Oceanic Institute reproductive specialist Charles Laidley is working on spawning issues, and larval physiologist Robin Shields is wrestling with challenges of raising the larvae.

They said methods developed to raise red snapper also could be applied to opakapaka and other Hawaiian snappers and ornamental fish species.

Laidley said the red snapper project "has become a very large national issue, directly funded through Congress, because this species is the No. 1 commercial and probably the No. 1 sports fish in all of the Gulf of Mexico."


Courtesy to the Star-Bulletin
Fish reproductive physiologist Charles Laidley, left, and larval
physiologist Robin Shields worked on spawning snapper and
raising the larvae once the eggs were spawned.
They are in hatchery facilities.



Thomas Farewell, Oceanic president and chief executive officer, said the institute's success with moi, mullet, Pacific threadfin and mahimahi "makes it uniquely qualified to make the breakthroughs necessary to culture snappers, ornamentals and other important species."

He said the red snapper program is a high priority for the Oceanic Institute in a mission to address seafood shortages and environmental preservation.

Brian White, OI spokesman, said red snapper juveniles and fingerlings from the Mississippi area were flown here and put in "double quarantine" in laboratory tanks, since they are not native to Hawaii.

The spawning occurred over six days in late November, producing eggs that were up to 78 percent fertile, he said. Many intermittent spawns since then produced more than 100,000 fertile eggs each, White said.

The largest spawn produced about 150,000 eggs, Laidley said.

But the scientists are striving for a reliable method of producing the fish.

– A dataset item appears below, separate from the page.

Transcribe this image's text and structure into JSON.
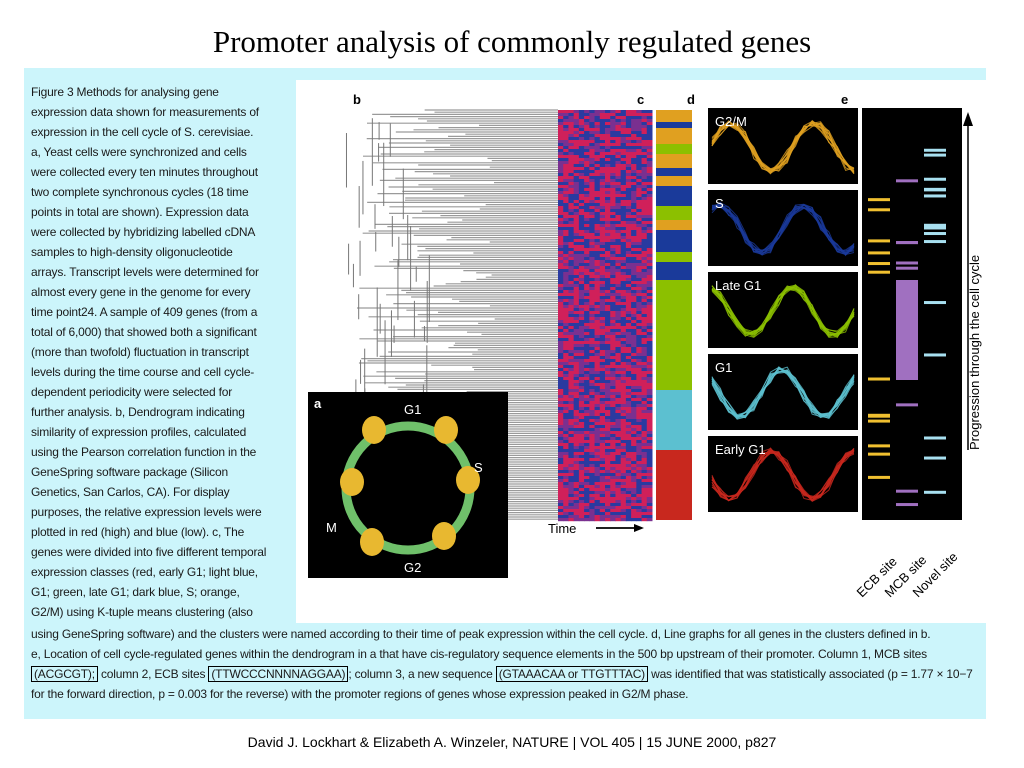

"Just doing it once is a big deal," Laidley said, "but a lot more needs to be done so we can rely on it."

He said red snapper generally grow and adapt well in captivity, but there are two bottlenecks to cultivating them: "getting them to reproduce in captivity ... and getting large numbers of larvae to survive under captive methods."

Being able to get hatched larvae makes the research easier, Shields said. "Now, we're dealing with locally generated material rather than ... shipping larvae all the way from Mississippi to Hawaii to work with."

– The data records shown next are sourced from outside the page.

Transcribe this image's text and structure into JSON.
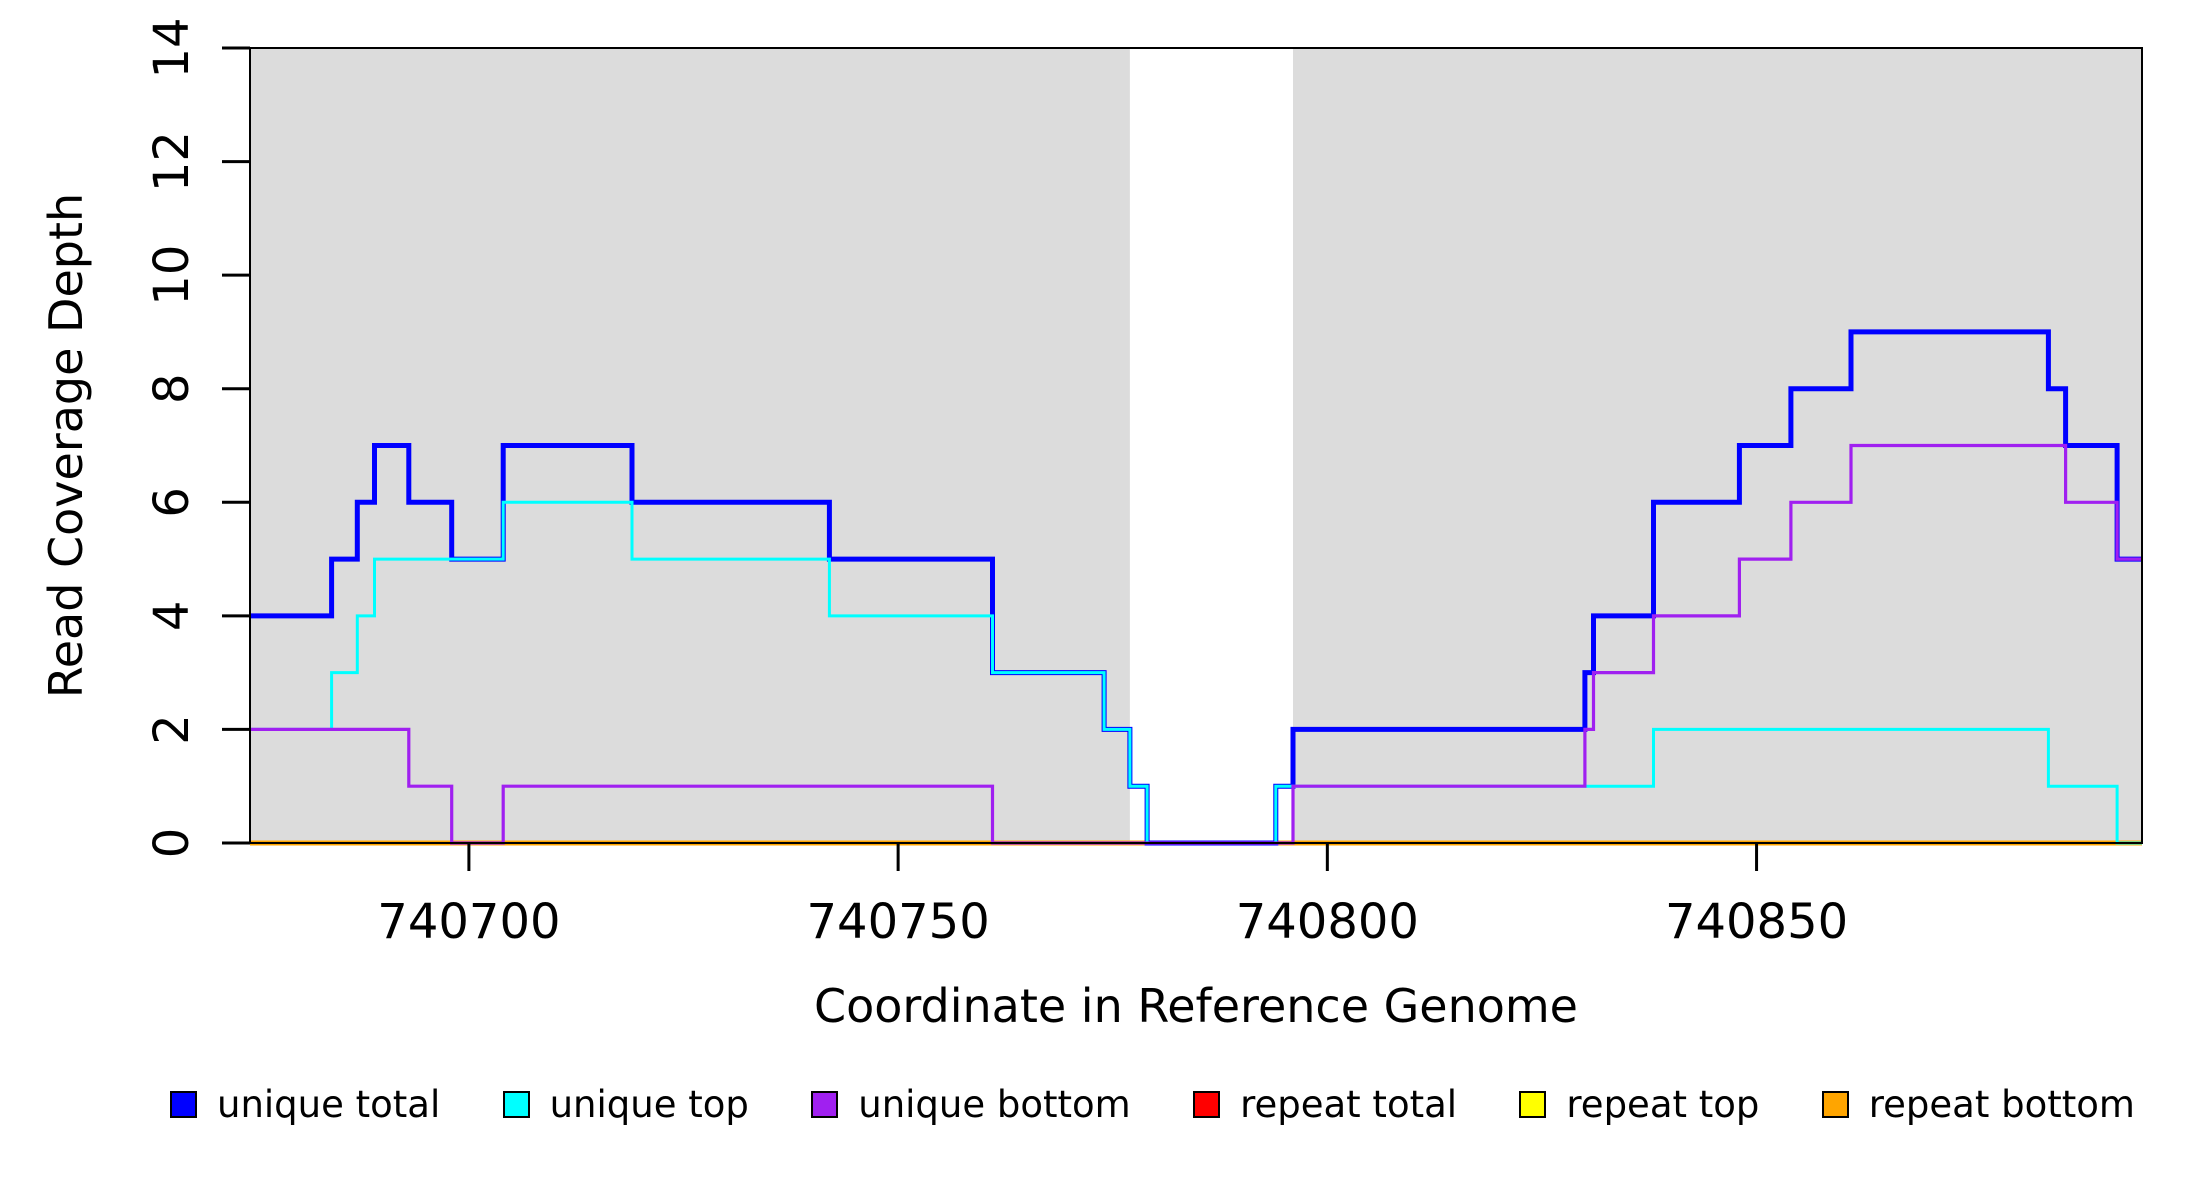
{
  "axes": {
    "x_label": "Coordinate in Reference Genome",
    "y_label": "Read Coverage Depth"
  },
  "legend": {
    "items": [
      {
        "label": "unique total",
        "color": "#0000FF"
      },
      {
        "label": "unique top",
        "color": "#00FFFF"
      },
      {
        "label": "unique bottom",
        "color": "#A020F0"
      },
      {
        "label": "repeat total",
        "color": "#FF0000"
      },
      {
        "label": "repeat top",
        "color": "#FFFF00"
      },
      {
        "label": "repeat bottom",
        "color": "#FFA500"
      }
    ]
  },
  "chart_data": {
    "type": "line",
    "step": true,
    "title": "",
    "xlabel": "Coordinate in Reference Genome",
    "ylabel": "Read Coverage Depth",
    "xlim": [
      740674.5,
      740894.9
    ],
    "ylim": [
      0,
      14
    ],
    "x_ticks": [
      740700,
      740750,
      740800,
      740850
    ],
    "y_ticks": [
      0,
      2,
      4,
      6,
      8,
      10,
      12,
      14
    ],
    "grid": false,
    "legend_position": "bottom",
    "background_color": "#FFFFFF",
    "shaded_regions": [
      {
        "x0": 740674.5,
        "x1": 740777,
        "color": "#DCDCDC"
      },
      {
        "x0": 740796,
        "x1": 740894.9,
        "color": "#DCDCDC"
      }
    ],
    "series": [
      {
        "name": "repeat total",
        "color": "#FF0000",
        "width": 3,
        "points": [
          [
            740674.5,
            0
          ]
        ]
      },
      {
        "name": "repeat top",
        "color": "#FFFF00",
        "width": 3,
        "points": [
          [
            740674.5,
            0
          ]
        ]
      },
      {
        "name": "repeat bottom",
        "color": "#FFA500",
        "width": 5,
        "points": [
          [
            740674.5,
            0
          ]
        ]
      },
      {
        "name": "unique total",
        "color": "#0000FF",
        "width": 5,
        "points": [
          [
            740674.5,
            4
          ],
          [
            740684,
            5
          ],
          [
            740687,
            6
          ],
          [
            740689,
            7
          ],
          [
            740693,
            6
          ],
          [
            740698,
            5
          ],
          [
            740704,
            7
          ],
          [
            740719,
            6
          ],
          [
            740742,
            5
          ],
          [
            740761,
            3
          ],
          [
            740774,
            2
          ],
          [
            740777,
            1
          ],
          [
            740779,
            0
          ],
          [
            740794,
            1
          ],
          [
            740796,
            2
          ],
          [
            740830,
            3
          ],
          [
            740831,
            4
          ],
          [
            740838,
            6
          ],
          [
            740848,
            7
          ],
          [
            740854,
            8
          ],
          [
            740861,
            9
          ],
          [
            740884,
            8
          ],
          [
            740886,
            7
          ],
          [
            740892,
            5
          ]
        ]
      },
      {
        "name": "unique top",
        "color": "#00FFFF",
        "width": 3,
        "points": [
          [
            740674.5,
            2
          ],
          [
            740684,
            3
          ],
          [
            740687,
            4
          ],
          [
            740689,
            5
          ],
          [
            740704,
            6
          ],
          [
            740719,
            5
          ],
          [
            740742,
            4
          ],
          [
            740761,
            3
          ],
          [
            740774,
            2
          ],
          [
            740777,
            1
          ],
          [
            740779,
            0
          ],
          [
            740794,
            1
          ],
          [
            740838,
            2
          ],
          [
            740884,
            1
          ],
          [
            740892,
            0
          ]
        ]
      },
      {
        "name": "unique bottom",
        "color": "#A020F0",
        "width": 3.2,
        "points": [
          [
            740674.5,
            2
          ],
          [
            740693,
            1
          ],
          [
            740698,
            0
          ],
          [
            740704,
            1
          ],
          [
            740761,
            0
          ],
          [
            740796,
            1
          ],
          [
            740830,
            2
          ],
          [
            740831,
            3
          ],
          [
            740838,
            4
          ],
          [
            740848,
            5
          ],
          [
            740854,
            6
          ],
          [
            740861,
            7
          ],
          [
            740886,
            6
          ],
          [
            740892,
            5
          ]
        ]
      }
    ]
  }
}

"We have to get the animals, adapt them to captivity, try to learn about their natural reproductive cycles, their cycle in captivity, how they handle stress, and how to mitigate all those things," said Laidley, explaining that it is a slow process.

Shields said the team has managed to take the larvae through metamorphosis, from raising eggs to larvae to a small juvenile snapper. But the larvae are only about 1.7 millimeters long when they hatch, and finding the right feed for them is a problem.

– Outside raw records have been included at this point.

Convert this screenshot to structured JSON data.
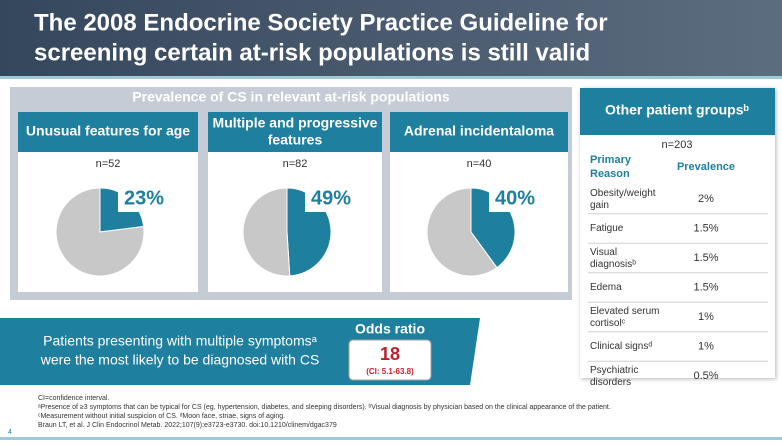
{
  "header": {
    "title_lines": [
      "The 2008 Endocrine Society Practice Guideline for",
      "screening certain at-risk populations is still valid"
    ]
  },
  "panel_title": "Prevalence of CS in relevant at-risk populations",
  "chart_data": [
    {
      "type": "pie",
      "title": "Unusual features for age",
      "subtitle": "n=52",
      "categories": [
        null,
        null
      ],
      "values": [
        23,
        77
      ],
      "value_labels": [
        "23%",
        null
      ],
      "colors": [
        "#1f7f9e",
        "#c8c8c8"
      ]
    },
    {
      "type": "pie",
      "title": "Multiple and progressive features",
      "subtitle": "n=82",
      "categories": [
        null,
        null
      ],
      "values": [
        49,
        51
      ],
      "value_labels": [
        "49%",
        null
      ],
      "colors": [
        "#1f7f9e",
        "#c8c8c8"
      ]
    },
    {
      "type": "pie",
      "title": "Adrenal incidentaloma",
      "subtitle": "n=40",
      "categories": [
        null,
        null
      ],
      "values": [
        40,
        60
      ],
      "value_labels": [
        "40%",
        null
      ],
      "colors": [
        "#1f7f9e",
        "#c8c8c8"
      ]
    }
  ],
  "other_groups": {
    "title": "Other patient groupsᵇ",
    "n": "n=203",
    "columns": [
      "Primary Reason",
      "Prevalence"
    ],
    "rows": [
      [
        "Obesity/weight gain",
        "2%"
      ],
      [
        "Fatigue",
        "1.5%"
      ],
      [
        "Visual diagnosisᵇ",
        "1.5%"
      ],
      [
        "Edema",
        "1.5%"
      ],
      [
        "Elevated serum cortisolᶜ",
        "1%"
      ],
      [
        "Clinical signsᵈ",
        "1%"
      ],
      [
        "Psychiatric disorders",
        "0.5%"
      ]
    ]
  },
  "banner": {
    "lines": [
      "Patients presenting with multiple symptomsᵃ",
      "were the most likely to be diagnosed with CS"
    ],
    "odds_label": "Odds ratio",
    "odds_value": "18",
    "odds_ci": "(CI: 5.1-63.8)"
  },
  "footnotes": [
    "CI=confidence interval.",
    "ᵃPresence of ≥3 symptoms that can be typical for CS (eg, hypertension, diabetes, and sleeping disorders). ᵇVisual diagnosis by physician based on the clinical appearance of the patient.",
    "ᶜMeasurement without initial suspicion of CS. ᵈMoon face, striae, signs of aging.",
    "Braun LT, et al. J Clin Endocrinol Metab. 2022;107(9):e3723-e3730. doi:10.1210/clinem/dgac379"
  ],
  "page_number": "4"
}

The usual marine culture food organisms -- brine shrimp and microscopic invertebrate animals known as rotifers -- are too large for tiny red snapper larvae, he said.

The scientists are looking for alternative prey organisms that they can culture to improve the production process.

A broad research effort is under way to catch plankton in local waters and isolate certain species for cultivation.

"Rearing those types of plankton is more difficult than off-the-shelf organisms, rotifers, which we can produce in large quantities in the hatchery," Shields said.

That increases the costs, he said. "But we know it's worth pursuing. What we will achieve is control over the production process for this species."

Methods developed for the red snapper larvae diet also can be applied to Hawaiian snappers and ornamental species such as angelfish and yellow tang, the most abundant exported fish in the state, Shields said.

"There is a direct benefit to the state," he said.

Laidley said the institute's partners will develop stocking technology -- putting the fish in natural waters. But OI first has to solve the puzzle of how to culture the species.

The consortium not only is concerned with technology to raise red snapper, but is doing it in a responsible, ecologically minded manner, Laidley pointed out.

They are looking at effects on the Gulf of Mexico of stocking the fish, whether natural populations are displaced, the potential role of disease organisms, genetic diversity and other factors.

"It is a very integrated, collaborative approach -- a very exciting program," Laidley said. "We hope it will be a model for the world on how to do it."